A team of scientists on board the RRS James Clark Ross (JCR) has conducted marine biodiversity research around the Island of St Helena with a team of UK based and St Helenian scientists on-board – following a successful research survey in Tristan da Cunha waters.
Working in shifts 24 hours a day, the team onboard the JCR spent the four days surveys and sampling around the South Atlantic island of St Helena before investigating the Sysoev (Bagration) and Bonaparte seamounts – underwater seafloor mountains. To create a high-resolution map of the seafloor during daylight hours, the ship used its multi-beam echosounder. The team also collected information on the temperature, and composition of the sea water was gathered using a CTD rosette deployed over the side of the ship into the sea to depths of 1000m. They also used a small trawl to sample the biodiversity on the seafloor.
At night, scientists focussed on sampling the biodiversity within the water column using a range of nets cast up to 1000m depth – a region known as the “twilight zone”. Using the maps created from the multi-beam sonar surveys, researchers targeted a specific region near ‘Dawsons’ and the Bonaparte Seamount to sample marine life on the seafloor.
Benthic trawls discovered the biodiversity on the sea floor is rich and abundant, with creatures like crabs, snail, sea slugs and clams living among the coralline algae.
British Antarctic Survey’s Dr Simon Morley, an ecophysiologist and Principal British Antarctic Survey Scientist on the project says:
“During this part of the cruise, we successfully mapped the seafloor around St Helena and sampled over 200 species of fish and invertebrates, which we think will include some species new to science.
Completing this cruise is an important milestone in the three-year project, which aims to provide the necessary information to help Tristan da Cunha and St Helena manage their marine ecosystem resources into the future.”
The research is funded by the British Antarctic Survey’s Overseas Development Assistance Programme (UK-ODA) and the UK Government through the Blue Belt Programme (Centre for Environment Fisheries & Aquaculture Science). The spirit of collaboration was key to the success of the project with many UK and local partners joining the cruise to pull together a comprehensive marine science program, focussing on the biology of the coastal waters and sea mounts.

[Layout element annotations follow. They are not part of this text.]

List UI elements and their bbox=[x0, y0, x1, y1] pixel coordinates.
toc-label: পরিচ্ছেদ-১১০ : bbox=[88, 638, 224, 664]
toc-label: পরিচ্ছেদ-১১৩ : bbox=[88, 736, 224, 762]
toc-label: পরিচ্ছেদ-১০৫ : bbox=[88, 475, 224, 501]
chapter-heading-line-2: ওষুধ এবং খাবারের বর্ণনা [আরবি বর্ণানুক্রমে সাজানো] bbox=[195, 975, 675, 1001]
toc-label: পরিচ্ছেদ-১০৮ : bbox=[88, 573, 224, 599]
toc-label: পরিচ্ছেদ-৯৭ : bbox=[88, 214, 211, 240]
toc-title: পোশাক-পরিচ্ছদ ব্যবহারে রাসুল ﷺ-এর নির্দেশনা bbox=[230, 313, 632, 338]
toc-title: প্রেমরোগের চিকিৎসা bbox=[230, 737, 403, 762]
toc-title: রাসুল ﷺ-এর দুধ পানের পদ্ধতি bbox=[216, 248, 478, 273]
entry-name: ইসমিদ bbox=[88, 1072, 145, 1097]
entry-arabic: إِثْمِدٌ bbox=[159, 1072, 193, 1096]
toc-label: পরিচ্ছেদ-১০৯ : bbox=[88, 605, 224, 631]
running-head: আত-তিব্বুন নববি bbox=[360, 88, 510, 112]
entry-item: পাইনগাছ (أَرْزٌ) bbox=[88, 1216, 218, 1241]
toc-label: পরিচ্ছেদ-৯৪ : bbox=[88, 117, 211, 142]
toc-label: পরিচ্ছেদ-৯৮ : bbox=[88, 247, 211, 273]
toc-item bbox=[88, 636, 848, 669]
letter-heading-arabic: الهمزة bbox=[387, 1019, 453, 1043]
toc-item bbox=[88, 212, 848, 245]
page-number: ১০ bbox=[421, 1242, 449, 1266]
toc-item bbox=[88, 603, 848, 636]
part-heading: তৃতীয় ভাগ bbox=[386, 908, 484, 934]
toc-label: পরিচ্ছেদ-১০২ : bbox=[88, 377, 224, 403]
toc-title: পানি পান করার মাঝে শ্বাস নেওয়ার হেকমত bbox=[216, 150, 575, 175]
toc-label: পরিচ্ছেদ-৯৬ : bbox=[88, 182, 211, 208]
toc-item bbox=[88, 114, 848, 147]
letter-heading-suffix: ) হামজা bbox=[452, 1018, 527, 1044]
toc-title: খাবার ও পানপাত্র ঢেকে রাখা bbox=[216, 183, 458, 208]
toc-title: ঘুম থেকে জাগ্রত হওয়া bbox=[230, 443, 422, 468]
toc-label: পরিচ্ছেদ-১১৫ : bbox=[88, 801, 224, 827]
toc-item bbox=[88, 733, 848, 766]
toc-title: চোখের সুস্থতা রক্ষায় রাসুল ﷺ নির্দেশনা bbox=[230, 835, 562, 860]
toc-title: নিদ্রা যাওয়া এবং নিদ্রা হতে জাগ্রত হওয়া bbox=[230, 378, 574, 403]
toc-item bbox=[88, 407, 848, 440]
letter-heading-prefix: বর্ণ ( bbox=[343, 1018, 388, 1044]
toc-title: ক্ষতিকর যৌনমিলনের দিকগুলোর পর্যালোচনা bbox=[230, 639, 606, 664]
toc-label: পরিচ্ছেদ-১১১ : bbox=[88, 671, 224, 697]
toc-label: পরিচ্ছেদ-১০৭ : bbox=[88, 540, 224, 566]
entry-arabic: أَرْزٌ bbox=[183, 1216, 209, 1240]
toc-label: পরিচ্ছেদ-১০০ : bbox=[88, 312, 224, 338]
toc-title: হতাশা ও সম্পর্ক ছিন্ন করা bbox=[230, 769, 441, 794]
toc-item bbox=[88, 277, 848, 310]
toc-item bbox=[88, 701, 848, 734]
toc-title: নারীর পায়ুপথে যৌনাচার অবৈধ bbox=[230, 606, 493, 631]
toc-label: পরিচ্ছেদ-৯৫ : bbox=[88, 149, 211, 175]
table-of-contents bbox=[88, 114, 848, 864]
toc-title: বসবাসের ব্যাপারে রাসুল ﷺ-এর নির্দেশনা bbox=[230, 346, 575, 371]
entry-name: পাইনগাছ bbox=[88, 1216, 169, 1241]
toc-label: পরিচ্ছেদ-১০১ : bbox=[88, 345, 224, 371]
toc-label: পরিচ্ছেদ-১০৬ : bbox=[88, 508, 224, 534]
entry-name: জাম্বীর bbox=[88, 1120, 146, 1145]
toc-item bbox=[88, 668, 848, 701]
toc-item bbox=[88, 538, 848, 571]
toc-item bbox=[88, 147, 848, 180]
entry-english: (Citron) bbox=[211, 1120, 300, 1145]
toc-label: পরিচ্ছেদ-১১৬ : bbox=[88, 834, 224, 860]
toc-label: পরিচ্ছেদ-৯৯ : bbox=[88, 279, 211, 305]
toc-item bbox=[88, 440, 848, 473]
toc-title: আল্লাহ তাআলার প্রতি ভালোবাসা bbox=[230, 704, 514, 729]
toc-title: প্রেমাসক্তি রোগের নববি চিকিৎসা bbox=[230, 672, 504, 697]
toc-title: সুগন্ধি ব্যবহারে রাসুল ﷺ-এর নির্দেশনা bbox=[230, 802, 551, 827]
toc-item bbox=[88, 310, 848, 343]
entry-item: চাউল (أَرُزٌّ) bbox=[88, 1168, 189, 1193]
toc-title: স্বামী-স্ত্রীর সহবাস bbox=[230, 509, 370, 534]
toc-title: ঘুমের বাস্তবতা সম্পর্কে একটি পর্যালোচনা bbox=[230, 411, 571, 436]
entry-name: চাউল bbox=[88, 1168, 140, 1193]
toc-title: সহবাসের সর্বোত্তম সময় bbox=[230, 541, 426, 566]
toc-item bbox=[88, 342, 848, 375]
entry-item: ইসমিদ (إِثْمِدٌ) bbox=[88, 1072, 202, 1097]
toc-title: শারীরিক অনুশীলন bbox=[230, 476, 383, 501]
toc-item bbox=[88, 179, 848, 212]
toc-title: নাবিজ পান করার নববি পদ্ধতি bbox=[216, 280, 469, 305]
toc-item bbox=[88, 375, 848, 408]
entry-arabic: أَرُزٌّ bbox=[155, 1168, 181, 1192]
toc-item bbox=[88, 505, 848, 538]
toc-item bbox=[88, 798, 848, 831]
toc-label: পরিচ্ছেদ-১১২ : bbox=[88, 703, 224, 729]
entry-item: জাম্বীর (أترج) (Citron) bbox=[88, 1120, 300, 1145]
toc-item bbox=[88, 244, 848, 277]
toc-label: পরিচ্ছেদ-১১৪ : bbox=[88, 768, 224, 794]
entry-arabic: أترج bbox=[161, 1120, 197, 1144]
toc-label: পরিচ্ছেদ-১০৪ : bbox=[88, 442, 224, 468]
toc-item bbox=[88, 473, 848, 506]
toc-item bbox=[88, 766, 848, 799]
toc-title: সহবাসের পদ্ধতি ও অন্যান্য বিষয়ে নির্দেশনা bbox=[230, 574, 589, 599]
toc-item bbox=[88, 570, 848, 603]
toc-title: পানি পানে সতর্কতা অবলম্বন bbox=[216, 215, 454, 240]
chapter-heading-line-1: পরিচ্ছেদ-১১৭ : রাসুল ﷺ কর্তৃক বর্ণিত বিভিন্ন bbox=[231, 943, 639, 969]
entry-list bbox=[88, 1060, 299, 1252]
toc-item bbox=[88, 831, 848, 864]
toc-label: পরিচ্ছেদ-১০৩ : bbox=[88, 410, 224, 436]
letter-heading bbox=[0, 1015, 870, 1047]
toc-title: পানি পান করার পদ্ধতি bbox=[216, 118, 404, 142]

The RSPB’s Andy Schofield, and marine mammal observer Stephanie Martin, spent every day on the bridge of JCR, counting and identifying the birds, whales and dolphins that use the seamounts. Paul Brewin and Katie Brigden from the South Atlantic Environmental Research Institute, brought their knowledge of the South Atlantic Islands. Nils Piechaud from Plymouth University, will add the sea floor biodiversity from the St. Helena seamounts to global models, building a picture of the significance of St. Helena’s seamounts across the world’s oceans. Alex Cotton, from University College London, joined BAS scientist Will Goodall-Copestake to look at salps – fascinating jellies that can form massive long chains. Dan Evans joined from the UK Hydrographic Office, so all the sea floor mapping data will go directly into updating navigational charts for the region. We were also looking for illegal fishing vessels to report back to the Marine Management Organisation (MMO).